While the terrifying spread of Ebola has captured the world’s attention, it also has produced a lesser-known crisis: the near-collapse of the already fragile health-care system here, a development that may be as dangerous — for now — as the virus for the average Liberian.
Western experts said that people here are dying of preventable or treatable conditions such as malaria, diarrhea, pneumonia and the effects of high blood pressure and diabetes, such as strokes. Where services do exist, Ebola has complicated the effort to provide them by stoking fear among health-care workers, who sometimes turn away sick people or women in labor if they can’t determine whether the patient is infected. And some people, health-care workers said, will not seek care, fearful that they will become infected with Ebola at a clinic or hospital.
“If you stub your toe now in Monrovia, you’ll have a hard time getting care, let alone having a heart attack or malaria,” said Sheldon Yett, the Liberia representative for UNICEF. “It’s a tremendous threat to children and a tremendous threat to families.”

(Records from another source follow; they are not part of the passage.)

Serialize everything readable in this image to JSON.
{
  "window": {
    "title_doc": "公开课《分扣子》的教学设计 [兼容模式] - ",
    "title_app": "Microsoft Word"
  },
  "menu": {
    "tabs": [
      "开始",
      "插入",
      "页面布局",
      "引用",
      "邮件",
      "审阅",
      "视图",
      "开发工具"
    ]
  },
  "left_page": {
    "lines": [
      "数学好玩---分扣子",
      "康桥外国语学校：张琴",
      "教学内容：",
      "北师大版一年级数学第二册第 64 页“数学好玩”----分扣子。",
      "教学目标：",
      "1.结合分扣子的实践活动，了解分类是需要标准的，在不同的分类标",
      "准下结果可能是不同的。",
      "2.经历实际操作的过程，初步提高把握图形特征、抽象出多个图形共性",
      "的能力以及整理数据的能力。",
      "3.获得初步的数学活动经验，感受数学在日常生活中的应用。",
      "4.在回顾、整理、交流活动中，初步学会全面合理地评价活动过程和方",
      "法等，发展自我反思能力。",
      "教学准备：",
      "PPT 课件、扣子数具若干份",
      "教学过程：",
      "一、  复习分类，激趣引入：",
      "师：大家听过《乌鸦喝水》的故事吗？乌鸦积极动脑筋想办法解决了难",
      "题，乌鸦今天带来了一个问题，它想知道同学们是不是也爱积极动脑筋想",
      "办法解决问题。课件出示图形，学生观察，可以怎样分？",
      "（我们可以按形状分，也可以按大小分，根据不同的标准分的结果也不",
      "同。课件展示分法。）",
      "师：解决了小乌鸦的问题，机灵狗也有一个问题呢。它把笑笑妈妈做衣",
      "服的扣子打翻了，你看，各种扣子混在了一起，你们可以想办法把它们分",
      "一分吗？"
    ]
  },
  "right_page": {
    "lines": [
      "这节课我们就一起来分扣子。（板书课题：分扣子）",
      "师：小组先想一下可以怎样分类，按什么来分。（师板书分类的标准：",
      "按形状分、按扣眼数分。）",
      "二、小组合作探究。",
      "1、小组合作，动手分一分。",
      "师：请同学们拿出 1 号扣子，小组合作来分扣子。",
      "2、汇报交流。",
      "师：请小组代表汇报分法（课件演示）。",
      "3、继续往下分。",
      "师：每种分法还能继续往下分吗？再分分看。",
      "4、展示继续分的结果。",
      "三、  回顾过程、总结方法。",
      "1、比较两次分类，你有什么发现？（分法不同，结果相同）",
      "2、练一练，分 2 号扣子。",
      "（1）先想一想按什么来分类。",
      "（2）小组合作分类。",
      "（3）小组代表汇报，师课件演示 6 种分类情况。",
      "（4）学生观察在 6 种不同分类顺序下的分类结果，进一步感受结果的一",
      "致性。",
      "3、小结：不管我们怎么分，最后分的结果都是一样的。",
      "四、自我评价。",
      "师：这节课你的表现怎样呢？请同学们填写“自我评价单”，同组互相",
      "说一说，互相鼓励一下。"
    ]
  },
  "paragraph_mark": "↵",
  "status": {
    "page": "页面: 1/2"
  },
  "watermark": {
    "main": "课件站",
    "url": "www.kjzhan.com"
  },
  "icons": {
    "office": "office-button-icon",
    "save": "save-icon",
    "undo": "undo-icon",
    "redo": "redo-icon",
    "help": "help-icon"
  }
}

Good data on the deterioration of non-Ebola health services is difficult to find. But representatives of several Western non-profit groups confirmed a recent small measles outbreak in Lofa County — a town about 270 miles from Monrovia, where the epidemic first hit Liberia — that probably came about because vaccinations are no longer being provided. Measles is highly contagious and can be fatal.
Liberia had made some strides in recent years in areas such as reducing its infant mortality rate. Now, according to the World Health Organization, which cited Liberian government statistics, the Ebola outbreak has caused significant declines in most public health measures.